TOP 1 Vorlage des festgestellten Jahresabschlusses der Nagarro SE und des gebilligten Konzernabschlusses zum 31. Dezember 2024, des zusammengefassten Lageberichts für die Nagarro SE und den Konzern einschließlich der Angaben und Erläuterungen des Vorstands gemäß §§ 289a, 315a HGB sowie des Berichts des Aufsichtsrats für das Geschäftsjahr 2024
Keine Abstimmung erforderlich
TOP 2 Beschlussfassung über die Verwendung des Bilanzgewinns
Zustimmung
Begründung: Die mit der vorgeschlagenen Dividende von 1 € je Aktie verbundene Ausschüttungssumme von 12.834.283 € entspricht in Relation zum Konzernjahresüberschuss von 49,156 Mio. € einer Ausschüttungsquote von rund 26 %. Dies liegt unterhalb der von der SdK empfohlenen Bandbreite von 40–60 % für reifere Unternehmen. Dieser Abstand erscheint umso erklärungsbedürftiger, als das Unternehmen parallel ein Aktienrückkaufprogramm in erheblicher Größenordnung angekündigt hat. Wenn umfangreiche Rückkäufe finanziell möglich sind, wäre aus Sicht der freien Aktionäre auch eine höhere Dividendenquote darstellbar gewesen. Die SdK stimmt diesem Beschlussvorschlag dennoch zu, da es sich um die erstmalige Dividendenzahlung der Unternehmensgeschichte handelt und die künftige Kapitalallokation bislang nicht hinreichend klar definiert ist. Der Vorstand wird aufgefordert, einen stimmigen Budgetplan vorzulegen, um die zukünftige Kapitalallokation im Verhältnis von Dividende, Aktienrückkäufen und Wachstumsinvestitionen besser einordnen und beurteilen zu können.

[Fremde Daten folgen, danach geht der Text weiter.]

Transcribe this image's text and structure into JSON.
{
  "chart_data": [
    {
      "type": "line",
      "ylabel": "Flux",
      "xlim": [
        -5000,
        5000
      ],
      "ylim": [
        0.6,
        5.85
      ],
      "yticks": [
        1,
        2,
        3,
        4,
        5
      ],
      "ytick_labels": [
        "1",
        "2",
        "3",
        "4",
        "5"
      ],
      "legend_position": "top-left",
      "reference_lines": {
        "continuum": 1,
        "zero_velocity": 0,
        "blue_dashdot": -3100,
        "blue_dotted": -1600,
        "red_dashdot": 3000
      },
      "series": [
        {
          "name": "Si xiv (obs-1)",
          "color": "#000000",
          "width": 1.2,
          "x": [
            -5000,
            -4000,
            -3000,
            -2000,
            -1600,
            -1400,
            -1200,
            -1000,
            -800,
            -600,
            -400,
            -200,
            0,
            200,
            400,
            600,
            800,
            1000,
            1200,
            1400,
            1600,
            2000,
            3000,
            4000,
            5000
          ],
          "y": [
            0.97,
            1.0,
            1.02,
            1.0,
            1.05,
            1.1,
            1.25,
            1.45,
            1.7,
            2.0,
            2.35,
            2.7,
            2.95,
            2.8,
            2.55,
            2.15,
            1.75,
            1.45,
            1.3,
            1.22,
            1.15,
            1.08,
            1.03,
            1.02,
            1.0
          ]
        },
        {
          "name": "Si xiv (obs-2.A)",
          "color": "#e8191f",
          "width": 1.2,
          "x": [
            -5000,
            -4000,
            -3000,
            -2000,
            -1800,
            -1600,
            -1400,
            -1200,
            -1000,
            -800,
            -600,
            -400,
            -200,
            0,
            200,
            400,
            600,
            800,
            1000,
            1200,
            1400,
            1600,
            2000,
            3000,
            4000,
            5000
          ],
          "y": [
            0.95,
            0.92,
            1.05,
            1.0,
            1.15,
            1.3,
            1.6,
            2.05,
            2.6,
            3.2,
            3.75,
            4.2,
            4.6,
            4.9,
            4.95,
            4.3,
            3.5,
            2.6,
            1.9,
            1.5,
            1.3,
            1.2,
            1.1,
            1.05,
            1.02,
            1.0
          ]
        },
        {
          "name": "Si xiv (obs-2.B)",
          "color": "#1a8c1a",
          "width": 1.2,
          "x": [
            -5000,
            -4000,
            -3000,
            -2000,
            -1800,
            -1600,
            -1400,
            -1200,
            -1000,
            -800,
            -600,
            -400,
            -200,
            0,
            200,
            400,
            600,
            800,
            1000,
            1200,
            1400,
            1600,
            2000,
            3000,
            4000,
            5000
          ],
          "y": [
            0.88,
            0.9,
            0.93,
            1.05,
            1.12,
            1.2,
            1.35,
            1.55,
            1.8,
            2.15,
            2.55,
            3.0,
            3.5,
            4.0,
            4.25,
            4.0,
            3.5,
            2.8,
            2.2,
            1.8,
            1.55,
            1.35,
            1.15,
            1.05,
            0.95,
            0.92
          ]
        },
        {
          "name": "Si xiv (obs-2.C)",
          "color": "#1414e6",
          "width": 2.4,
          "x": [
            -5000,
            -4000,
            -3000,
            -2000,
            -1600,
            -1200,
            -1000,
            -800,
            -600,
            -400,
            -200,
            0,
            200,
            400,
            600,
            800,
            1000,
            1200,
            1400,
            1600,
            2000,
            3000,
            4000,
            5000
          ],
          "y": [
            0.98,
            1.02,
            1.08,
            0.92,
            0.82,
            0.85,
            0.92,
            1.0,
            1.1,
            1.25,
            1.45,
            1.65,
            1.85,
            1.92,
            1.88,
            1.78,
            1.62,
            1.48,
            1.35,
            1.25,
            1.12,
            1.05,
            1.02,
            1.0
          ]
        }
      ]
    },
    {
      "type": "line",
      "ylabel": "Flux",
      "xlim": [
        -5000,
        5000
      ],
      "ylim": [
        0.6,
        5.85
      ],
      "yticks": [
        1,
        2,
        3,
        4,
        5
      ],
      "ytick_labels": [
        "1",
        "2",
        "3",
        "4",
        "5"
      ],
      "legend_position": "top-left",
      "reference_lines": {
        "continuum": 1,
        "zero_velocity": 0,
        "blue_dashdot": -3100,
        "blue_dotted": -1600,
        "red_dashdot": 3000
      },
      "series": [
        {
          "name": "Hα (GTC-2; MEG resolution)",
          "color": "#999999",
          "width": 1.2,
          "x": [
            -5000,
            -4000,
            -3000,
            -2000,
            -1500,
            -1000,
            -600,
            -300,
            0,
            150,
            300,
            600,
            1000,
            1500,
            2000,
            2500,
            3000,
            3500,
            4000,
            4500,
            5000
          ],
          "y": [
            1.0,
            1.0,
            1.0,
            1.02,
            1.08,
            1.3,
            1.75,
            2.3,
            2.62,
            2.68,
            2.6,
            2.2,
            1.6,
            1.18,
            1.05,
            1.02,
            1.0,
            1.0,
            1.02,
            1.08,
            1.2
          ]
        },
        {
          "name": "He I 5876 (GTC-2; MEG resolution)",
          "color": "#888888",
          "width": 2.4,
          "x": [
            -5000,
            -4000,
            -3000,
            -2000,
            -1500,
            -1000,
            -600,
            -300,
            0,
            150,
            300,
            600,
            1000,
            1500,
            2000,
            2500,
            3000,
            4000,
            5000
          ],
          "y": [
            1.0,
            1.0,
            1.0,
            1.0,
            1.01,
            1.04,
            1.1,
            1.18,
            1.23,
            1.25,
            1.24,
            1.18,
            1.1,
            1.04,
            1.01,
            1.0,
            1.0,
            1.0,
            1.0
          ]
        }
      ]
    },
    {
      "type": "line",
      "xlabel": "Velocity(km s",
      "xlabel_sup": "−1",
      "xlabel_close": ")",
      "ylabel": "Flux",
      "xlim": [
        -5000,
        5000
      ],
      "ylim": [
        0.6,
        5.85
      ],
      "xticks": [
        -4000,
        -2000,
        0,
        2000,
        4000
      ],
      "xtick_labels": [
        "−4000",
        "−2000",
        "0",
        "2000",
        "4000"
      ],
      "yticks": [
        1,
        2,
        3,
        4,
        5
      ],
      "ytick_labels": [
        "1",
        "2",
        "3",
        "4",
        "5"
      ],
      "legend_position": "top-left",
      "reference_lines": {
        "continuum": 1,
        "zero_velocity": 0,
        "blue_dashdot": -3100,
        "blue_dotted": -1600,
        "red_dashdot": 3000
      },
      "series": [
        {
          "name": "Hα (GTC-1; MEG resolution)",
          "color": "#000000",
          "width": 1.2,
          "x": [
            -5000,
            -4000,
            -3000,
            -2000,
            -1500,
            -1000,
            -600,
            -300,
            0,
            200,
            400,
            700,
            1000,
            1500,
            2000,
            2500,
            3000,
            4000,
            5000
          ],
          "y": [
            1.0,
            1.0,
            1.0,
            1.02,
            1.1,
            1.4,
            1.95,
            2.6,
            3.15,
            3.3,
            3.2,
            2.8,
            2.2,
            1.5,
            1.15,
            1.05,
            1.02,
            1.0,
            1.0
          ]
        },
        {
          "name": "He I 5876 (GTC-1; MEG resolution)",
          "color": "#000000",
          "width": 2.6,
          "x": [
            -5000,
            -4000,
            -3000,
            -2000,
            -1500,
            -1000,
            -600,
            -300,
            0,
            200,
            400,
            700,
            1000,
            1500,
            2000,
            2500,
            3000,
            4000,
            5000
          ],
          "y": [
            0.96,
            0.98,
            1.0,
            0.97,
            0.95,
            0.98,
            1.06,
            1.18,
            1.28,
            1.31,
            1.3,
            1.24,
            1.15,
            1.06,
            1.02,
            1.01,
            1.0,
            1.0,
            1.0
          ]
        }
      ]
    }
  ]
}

TOP 3 Beschlussfassung über die Entlastung der Mitglieder des Vorstands
Keine Abstimmung erforderlich
TOP 3.1 Herr Manas Human
Zustimmung
Begründung: Auf dieser Hauptversammlung wird der Vorstand zu zahlreichen kritischen Themen und Vorgängen Stellung nehmen müssen: den gescheiterten und äußerst kapitalintensiven Übernahmegesprächen, den sich widersprechenden Aussagen zur Kapitalallokation, den unzureichenden Reaktionen auf Vorwürfe von Shortsellern und investigativen Medien sowie der kurzfristigen Verschiebung der Veröffentlichung des Geschäftsberichts. Diese Punkte haben zu einem erheblichen Vertrauensverlust am Kapitalmarkt geführt. In der Annahme, dass der Vorstand hierfür schlüssige und nachvollziehbare Erklärungen vorlegt und keine neuen schwerwiegenden Erkenntnisse zutage treten, wird die Entlastung erteilt. Zugleich wird der Vorstand ausdrücklich aufgefordert, konkrete Schlussfolgerungen zu ziehen und Maßnahmen zu ergreifen, um die Governance-Strukturen nachhaltig zu verbessern.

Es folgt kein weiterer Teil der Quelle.